True, say many economists, some or all of the above contribute. But evidence is mounting that Washington's food fight last summer over raising the nation's debt limit and the "fiscal cliff" that looms at year's end are taking a toll on economic growth and employment. And both are crises manufactured in large part by an ineffective Congress.

"This economy can gain traction and really swing into full gear if we just nail down what we're going to do about the fiscal cliff and attaining fiscal sustainability," says Mark Zandi, chief economist of Moody's Analytics.

That's a big "if," if recent history is a guide.

That Was Then

Last summer, Congress engaged in a high-stakes game of chicken over raising the national debt limit – something it had done with few controversies some 90 times since 1940. The consensus now is that the fight hurt employment, crushed consumer confidence, caused a major credit-rating agency to downgrade the United States, and, according to a recent paper on the impacts of policy uncertainty, hampered overall economic growth for months.

The Constitution gives Congress much control over fiscal policy.
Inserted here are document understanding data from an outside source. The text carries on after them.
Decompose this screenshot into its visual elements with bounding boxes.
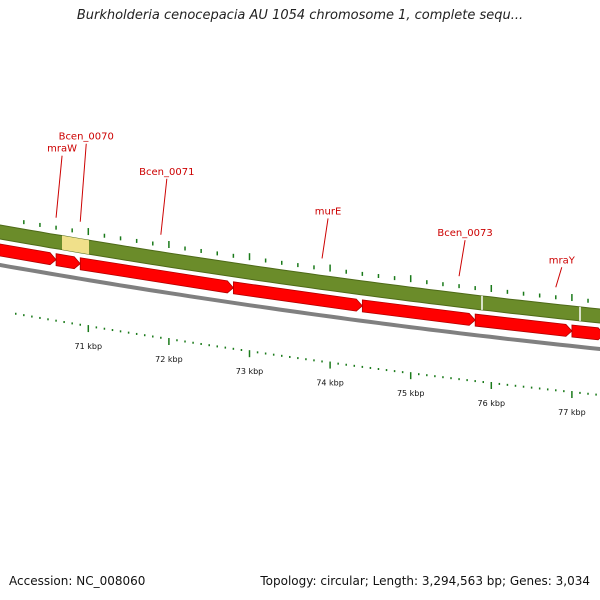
scale-label: 76 kbp <box>478 399 506 408</box>
gene-label-leader <box>79 143 87 222</box>
gene-label-leader <box>321 218 329 259</box>
scale-label: 74 kbp <box>316 379 344 388</box>
gene-label-leader <box>458 240 466 277</box>
gene-label[interactable]: mraW <box>47 144 77 155</box>
gene-arrow[interactable] <box>79 257 234 294</box>
feature-band <box>0 224 600 324</box>
map-title: Burkholderia cenocepacia AU 1054 chromos… <box>76 8 524 23</box>
feature-band-highlight[interactable] <box>62 235 89 255</box>
scale-label: 72 kbp <box>155 355 183 364</box>
gene-label-leader <box>555 267 563 288</box>
scale-label: 75 kbp <box>397 389 425 398</box>
scale-label: 71 kbp <box>75 342 103 351</box>
gene-arrow[interactable] <box>55 253 81 270</box>
gene-arrow[interactable] <box>474 313 573 337</box>
gene-label[interactable]: mraY <box>549 255 576 266</box>
scale-tick-track <box>15 312 597 399</box>
gene-arrow[interactable] <box>232 281 363 312</box>
accession-text: Accession: NC_008060 <box>9 574 146 588</box>
gene-arrow[interactable] <box>361 299 476 326</box>
gene-label-leader <box>55 155 63 218</box>
gene-arrow[interactable] <box>0 243 57 266</box>
scale-label: 73 kbp <box>236 367 264 376</box>
gene-label-leader <box>160 178 168 235</box>
gene-label[interactable]: murE <box>315 206 342 217</box>
scale-label: 77 kbp <box>558 408 586 417</box>
gene-label[interactable]: Bcen_0071 <box>139 167 194 178</box>
feature-band-track <box>0 224 600 324</box>
backbone-line <box>0 262 600 352</box>
gene-arrow[interactable] <box>571 324 600 341</box>
scale-label-track: 71 kbp 72 kbp 73 kbp 74 kbp 75 kbp 76 kbp 77 k… <box>75 342 586 417</box>
genome-summary-text: Topology: circular; Length: 3,294,563 bp… <box>260 574 590 588</box>
backbone-track <box>0 262 600 352</box>
gene-label[interactable]: Bcen_0073 <box>437 228 492 239</box>
gene-arrow-track <box>0 243 600 341</box>
gene-label[interactable]: Bcen_0070 <box>59 132 114 143</box>
upper-tick-track <box>23 220 589 303</box>
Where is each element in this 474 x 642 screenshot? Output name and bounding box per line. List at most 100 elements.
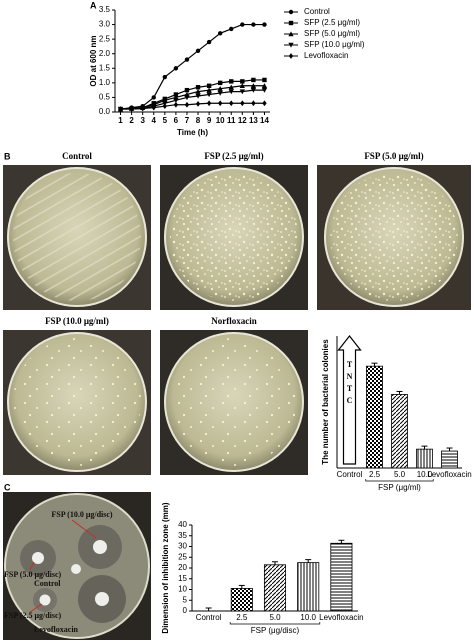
marker: [162, 74, 168, 80]
y-tick-label: 0.5: [99, 93, 111, 102]
x-tick-label: 1: [118, 116, 123, 125]
bar: [416, 448, 433, 469]
bar: [263, 564, 287, 612]
x-tick-label: 6: [174, 116, 179, 125]
disc-label: FSP (2.5 μg/disc): [4, 611, 62, 620]
marker: [262, 100, 267, 107]
x-tick-label: 10.0: [300, 613, 316, 622]
marker: [206, 100, 212, 107]
x-axis-label: Time (h): [177, 128, 208, 137]
photo-label: FSP (10.0 μg/ml): [45, 316, 109, 326]
y-tick-label: 2.0: [99, 49, 111, 58]
disc-label: Control: [34, 579, 61, 588]
x-tick-label: Control: [337, 470, 363, 479]
marker: [184, 87, 190, 93]
bar: [366, 365, 383, 469]
photo-inhibition: [3, 492, 151, 640]
disc-label: FSP (5.0 μg/disc): [4, 570, 62, 579]
legend-label: SFP (5.0 μg/ml): [304, 29, 360, 38]
y-tick-label: 3.5: [99, 5, 111, 14]
marker: [228, 84, 234, 90]
y-tick-label: 1.0: [99, 78, 111, 87]
y-tick-label: 3.0: [99, 20, 111, 29]
marker: [195, 100, 201, 107]
x-tick-label: 7: [185, 116, 190, 125]
x-tick-label: Control: [196, 613, 222, 622]
bar: [441, 450, 458, 469]
x-tick-label: 8: [196, 116, 201, 125]
x-tick-label: 4: [152, 116, 157, 125]
marker: [140, 105, 145, 112]
bar: [330, 542, 353, 612]
marker: [162, 103, 168, 110]
marker: [173, 92, 179, 97]
marker: [288, 31, 294, 37]
group-bracket: [229, 622, 321, 625]
marker: [228, 89, 234, 95]
y-tick-label: 15: [178, 574, 187, 583]
y-tick-label: 1.5: [99, 63, 111, 72]
disc-label: Levofloxacin: [34, 625, 79, 634]
marker: [250, 83, 257, 88]
y-tick-label: 35: [178, 531, 187, 540]
legend-label: Control: [304, 7, 330, 16]
photo-label: Norfloxacin: [211, 316, 257, 326]
y-axis-label: OD at 600 nm: [89, 35, 98, 86]
marker: [118, 106, 123, 112]
marker: [288, 20, 294, 26]
x-tick-label: 2.5: [369, 470, 381, 479]
disc-label: FSP (10.0 μg/disc): [51, 510, 113, 519]
marker: [206, 87, 212, 93]
marker: [217, 80, 223, 86]
marker: [240, 22, 245, 27]
photo-label: Control: [62, 151, 92, 161]
x-tick-label: 10.0: [417, 470, 433, 479]
tntc-arrow: [337, 335, 362, 465]
marker: [184, 57, 190, 62]
y-tick-label: 5: [183, 595, 188, 604]
marker: [251, 100, 256, 107]
y-tick-label: 20: [178, 563, 187, 572]
marker: [229, 100, 234, 107]
marker: [229, 26, 234, 32]
marker: [195, 93, 201, 99]
x-tick-label: Levofloxacin: [427, 470, 471, 479]
marker: [195, 85, 201, 90]
panel-letter: B: [4, 151, 11, 161]
x-tick-label: 11: [227, 116, 236, 125]
marker: [206, 83, 212, 88]
y-axis-label: Dimension of inhibition zone (mm): [161, 502, 170, 633]
panel-letter: C: [4, 482, 11, 492]
marker: [173, 66, 179, 71]
legend-label: Levofloxacin: [304, 51, 348, 60]
marker: [262, 22, 267, 27]
marker: [184, 95, 190, 101]
annotation: TNTC: [345, 360, 354, 408]
y-axis-label: The number of bacterial colonies: [321, 339, 330, 465]
y-tick-label: 0: [183, 606, 188, 615]
marker: [195, 88, 201, 94]
marker: [250, 87, 257, 93]
marker: [229, 79, 234, 84]
bar: [297, 562, 320, 612]
panel-letter: A: [90, 0, 97, 10]
marker: [217, 86, 223, 91]
marker: [151, 104, 156, 111]
x-tick-label: 13: [249, 116, 258, 125]
marker: [173, 101, 179, 108]
marker: [251, 22, 256, 27]
marker: [261, 87, 268, 93]
x-tick-label: 2.5: [236, 613, 248, 622]
marker: [240, 79, 245, 84]
x-tick-label: 14: [260, 116, 269, 125]
legend-label: SFP (10.0 μg/ml): [304, 40, 365, 49]
photo-label: FSP (5.0 μg/ml): [364, 151, 423, 161]
marker: [217, 31, 223, 36]
x-tick-label: 5.0: [269, 613, 281, 622]
marker: [261, 83, 268, 88]
y-tick-label: 30: [178, 542, 187, 551]
x-tick-label: 2: [129, 116, 134, 125]
y-tick-label: 10: [178, 585, 187, 594]
marker: [251, 77, 256, 83]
It is Congress that decides government spending. Congress – not the president, not the Fed – draws up the tax code. And Congress, by its own law, controls the national debt ceiling.

The months when the debt-ceiling fight was in full swing – June, July, and August of 2011 – job creation dropped like a stone. In April of last year the US economy had generated a quarter of a million jobs, enough to keep pace with population growth. Then the debt-ceiling fight began, federal stimulus money ran out, and the Fed's quantitative easing program peaked – all affecting hiring. By June, the economy yielded just 84,000 new jobs, followed by 96,000 in July and 85,000 in August.

Consumer confidence also took a hit, falling 15.8 points as measured by the Michigan Consumer Sentiment Index. The largest drop ever – 19.5 points – came from hurricane Katrina in 2005. When Lehman Brothers collapsed in 2008, the Michigan gauge fell 15 points. After 9/11, it dropped 8.8 points.

Unlike the drops after Katrina or Lehman Brothers or 9/11, last year's plummeting confidence was Washington's responsibility.

"Never before in the history of the [monthly] surveys have so many consumers spontaneously mentioned negative aspects of the government's role in the economy, and never before have consumers rated economic policy so unfavorably," the Reuters/Michigan Survey said in releasing its August 2011 data.